Yvette Veyret, professeure de géographie à Paris X-Nanterre et Paul Arnould, professeur de géographie à l'ENS LSH de Lyon, ont dirigé cet ouvrage écrit par trente-trois géographes spécialisés. Paul Arnould est spécialiste des forêts, il s’intéresse également aux problématiques relatives aux paysages, à la nature, à l’environnement  et à la biodiversité et au développement durable.


Tous deux ont une attitude critique et un regard scientifique vis à vis du développement durable. Pour eux il n’existe pas un modèle unique de développement durable. La situation n’est pas identique pour les Etats-Unis ou la Bengladesh, ou encore entre le département de la Seine Saint-Denis et le centre de Paris. Les géographes ont depuis longtemps appris à travailler avec les échelles et les temporalités. Ils savent c’est le facteur temps, la durée d’un changement, d’une crise, l’éventualité une catastrophe. Le discours du géographe n’est pas forcément celui de l’écologiste militant.

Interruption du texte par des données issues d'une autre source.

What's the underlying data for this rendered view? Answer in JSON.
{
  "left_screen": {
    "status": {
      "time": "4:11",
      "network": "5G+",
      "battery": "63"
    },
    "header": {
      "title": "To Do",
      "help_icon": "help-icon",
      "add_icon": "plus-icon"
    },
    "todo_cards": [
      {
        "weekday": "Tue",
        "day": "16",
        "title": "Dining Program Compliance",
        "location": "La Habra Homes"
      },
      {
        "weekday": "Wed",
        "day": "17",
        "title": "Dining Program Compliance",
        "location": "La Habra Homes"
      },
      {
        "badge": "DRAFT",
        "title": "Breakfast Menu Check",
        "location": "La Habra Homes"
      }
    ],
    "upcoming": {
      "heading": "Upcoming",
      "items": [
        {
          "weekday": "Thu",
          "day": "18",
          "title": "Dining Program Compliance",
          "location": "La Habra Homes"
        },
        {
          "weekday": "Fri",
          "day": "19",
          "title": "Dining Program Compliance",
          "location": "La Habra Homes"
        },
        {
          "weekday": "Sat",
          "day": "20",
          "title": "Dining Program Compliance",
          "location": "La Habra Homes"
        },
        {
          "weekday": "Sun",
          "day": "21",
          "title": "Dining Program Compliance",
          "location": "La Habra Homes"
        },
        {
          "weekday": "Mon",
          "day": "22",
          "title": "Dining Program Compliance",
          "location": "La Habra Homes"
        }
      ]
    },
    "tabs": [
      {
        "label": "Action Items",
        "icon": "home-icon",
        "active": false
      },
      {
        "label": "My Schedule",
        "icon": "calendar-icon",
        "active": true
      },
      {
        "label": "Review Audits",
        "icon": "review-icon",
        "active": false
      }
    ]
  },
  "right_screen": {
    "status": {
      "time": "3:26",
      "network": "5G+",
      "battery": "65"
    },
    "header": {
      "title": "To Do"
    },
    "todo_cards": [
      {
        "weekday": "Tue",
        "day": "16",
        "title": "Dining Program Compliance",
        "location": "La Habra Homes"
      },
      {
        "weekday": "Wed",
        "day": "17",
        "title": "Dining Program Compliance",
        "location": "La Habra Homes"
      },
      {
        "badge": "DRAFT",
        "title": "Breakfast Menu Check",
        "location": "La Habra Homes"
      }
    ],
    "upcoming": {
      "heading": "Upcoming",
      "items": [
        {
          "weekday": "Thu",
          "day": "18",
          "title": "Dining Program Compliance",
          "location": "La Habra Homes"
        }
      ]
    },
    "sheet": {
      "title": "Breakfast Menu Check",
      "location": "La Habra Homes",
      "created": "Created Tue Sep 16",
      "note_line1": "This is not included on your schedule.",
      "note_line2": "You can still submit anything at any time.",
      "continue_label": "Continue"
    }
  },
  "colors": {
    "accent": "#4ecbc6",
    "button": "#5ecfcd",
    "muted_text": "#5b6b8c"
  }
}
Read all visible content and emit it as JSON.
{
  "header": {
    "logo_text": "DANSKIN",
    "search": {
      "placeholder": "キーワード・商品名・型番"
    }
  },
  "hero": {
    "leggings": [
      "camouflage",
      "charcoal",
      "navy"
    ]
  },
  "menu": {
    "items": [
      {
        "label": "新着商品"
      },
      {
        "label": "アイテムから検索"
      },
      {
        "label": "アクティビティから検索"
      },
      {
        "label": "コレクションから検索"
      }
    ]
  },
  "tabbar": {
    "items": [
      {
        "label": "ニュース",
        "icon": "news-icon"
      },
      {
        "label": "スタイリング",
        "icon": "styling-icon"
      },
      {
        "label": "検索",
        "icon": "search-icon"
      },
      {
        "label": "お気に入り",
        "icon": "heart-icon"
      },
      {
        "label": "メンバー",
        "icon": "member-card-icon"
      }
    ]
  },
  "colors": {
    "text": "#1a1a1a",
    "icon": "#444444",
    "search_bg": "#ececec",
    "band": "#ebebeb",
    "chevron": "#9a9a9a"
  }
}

Développement durable doit-il rimer avec peur, angoisse, découragement, impuissance ? Ne peut-il signifier espoir, lucidité, responsabilité, citoyenneté ?
Passer de la formule "du" développement durable, singulier et réducteur au pluriel "des" développements durables, riches des diversités et des potentialités est lourd de sens. Loin du modèle unique du développement durable, cet Atlas des développements durables propose de repérer les lignes de force d'un monde fragmenté, inégalitaire mais aussi foisonnant d'expériences porteuses d'innovation. (à Madagascar, au Brésil ou même en Chine ou aux Etats-Unis.
Retrouvez ici la présentation de l’ouvrage dans l’émission Planète Terre de Sylvain Khan avec Y. Veyret et P Arnould reçus à France culture le 17/09/2008.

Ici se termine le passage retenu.